Liu Shu-Ping, Li Yan-Xin, Xu Jing, Gu Hai-Hui, Zhang Hong-Yan, Liang Hao-Yue, Liu Han-Zhi, Zhang Xiao-Bing, Cheng Tao, Yuan Wei-Ping
State Key Laboratory of Experimental Hematology, Institute of Hematology and Blood Diseases Hospital, Chinese Academy of Medical Sciences and Peking Union Medical College, Tianjin 300020, China.
State Key Laboratory of Experimental Hematology, Institute of Hematology and Blood Diseases Hospital, Chinese Academy of Medical Sciences and Peking Union Medical College, Tianjin 300020, China. E-mail:
Zhongguo Shi Yan Xue Ye Xue Za Zhi. 2014 Jun;22(3):580-7. doi: 10.7534/j.issn.1009-2137.2014.03.002.
The genome instability and tumorigenicity of induced pluripotent stem cells (iPSC) hinder their great potentials for clinical application. Using episomal vectors to generate iPSC is the best way to solve safety issues at present. This method is simple and the exogenous gene was not integrated into the host genome. However, the reprogramming efficiency for this method is very low and thus limits its usage. This study was purposed to improve episomal method for generating induced pluripotent stem cells from cord blood mononuclear cells (CB MNC), to establish integration-free iPSC technology system, and to lay the foundation for individualized iPSC for future clinical uses. To improve the reprogramming efficiency for iPSC, episomal method was used at various combinations of episomal vectors, pre-stimulating culture mediums and oxygen condition were tested to optimize the method. The results showed that using erythroid culture medium for culturing 8 days, transfecting with episomal vectors with SFFV (spleen focus forming virus) promoter under the hypoxic condition (3%), CB MNC could be mostly efficiently reprogrammed with the efficiency 0.12%. Furthermore, the results showed that erythroblasts (CD36(+)CD71(+)CD235a(low)) were the cells that are reprogrammed with high efficiency after culture for 8 days. It is concluded that a highly efficient and safe method for generation of integration-free iPSC is successfully established, which is useable in clinical study.

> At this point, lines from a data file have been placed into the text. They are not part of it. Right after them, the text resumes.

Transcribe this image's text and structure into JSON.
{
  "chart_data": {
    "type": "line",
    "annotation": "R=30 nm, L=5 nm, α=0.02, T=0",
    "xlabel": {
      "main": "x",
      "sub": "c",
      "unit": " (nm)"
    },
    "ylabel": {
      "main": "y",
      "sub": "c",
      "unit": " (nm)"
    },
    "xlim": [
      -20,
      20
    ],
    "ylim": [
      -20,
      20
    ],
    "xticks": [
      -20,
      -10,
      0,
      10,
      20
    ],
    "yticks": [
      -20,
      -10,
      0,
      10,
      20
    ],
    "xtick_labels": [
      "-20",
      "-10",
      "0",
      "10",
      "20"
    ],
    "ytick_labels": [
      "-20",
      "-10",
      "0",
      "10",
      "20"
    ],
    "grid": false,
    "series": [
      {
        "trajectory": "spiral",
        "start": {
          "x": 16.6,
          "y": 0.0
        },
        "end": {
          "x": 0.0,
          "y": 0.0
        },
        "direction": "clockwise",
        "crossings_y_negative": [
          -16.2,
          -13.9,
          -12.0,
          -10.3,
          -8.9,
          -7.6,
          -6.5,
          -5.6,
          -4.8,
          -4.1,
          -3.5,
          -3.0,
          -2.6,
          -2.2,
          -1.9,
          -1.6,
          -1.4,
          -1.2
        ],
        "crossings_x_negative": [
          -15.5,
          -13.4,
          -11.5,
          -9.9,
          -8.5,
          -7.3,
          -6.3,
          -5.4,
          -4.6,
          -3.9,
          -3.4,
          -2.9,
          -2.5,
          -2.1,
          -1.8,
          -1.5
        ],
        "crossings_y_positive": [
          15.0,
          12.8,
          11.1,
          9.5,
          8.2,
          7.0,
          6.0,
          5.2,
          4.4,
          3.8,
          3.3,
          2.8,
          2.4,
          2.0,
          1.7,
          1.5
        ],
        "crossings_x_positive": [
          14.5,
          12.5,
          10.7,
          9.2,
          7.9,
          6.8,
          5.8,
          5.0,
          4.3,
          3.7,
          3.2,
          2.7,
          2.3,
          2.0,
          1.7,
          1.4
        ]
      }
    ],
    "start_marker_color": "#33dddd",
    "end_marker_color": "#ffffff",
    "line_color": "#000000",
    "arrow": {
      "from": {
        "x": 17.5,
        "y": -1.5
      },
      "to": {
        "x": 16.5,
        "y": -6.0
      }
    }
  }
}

诱导多能干细胞(iPSC)的基因组不稳定性和致瘤性阻碍了其在临床应用中的巨大潜力。使用游离型载体生成iPSC是目前解决安全问题的最佳方法。该方法简单,且外源基因未整合到宿主基因组中。然而,该方法的重编程效率非常低,因此限制了其应用。本研究旨在改进从脐带血单个核细胞(CB MNC)生成诱导多能干细胞的游离型方法,建立无整合的iPSC技术体系,为未来临床使用的个体化iPSC奠定基础。为提高iPSC的重编程效率,采用游离型方法,测试了游离型载体、预刺激培养基和氧气条件的各种组合以优化该方法。结果表明,使用红系培养基培养8天,在低氧条件(3%)下用具有SFFV(脾集落形成病毒)启动子的游离型载体转染,CB MNC可最有效地重编程,效率为0.12%。此外,结果表明,红细胞(CD36(+)CD71(+)CD235a(low))是培养8天后重编程效率高的细胞。结论是成功建立了一种高效、安全的无整合iPSC生成方法,可用于临床研究。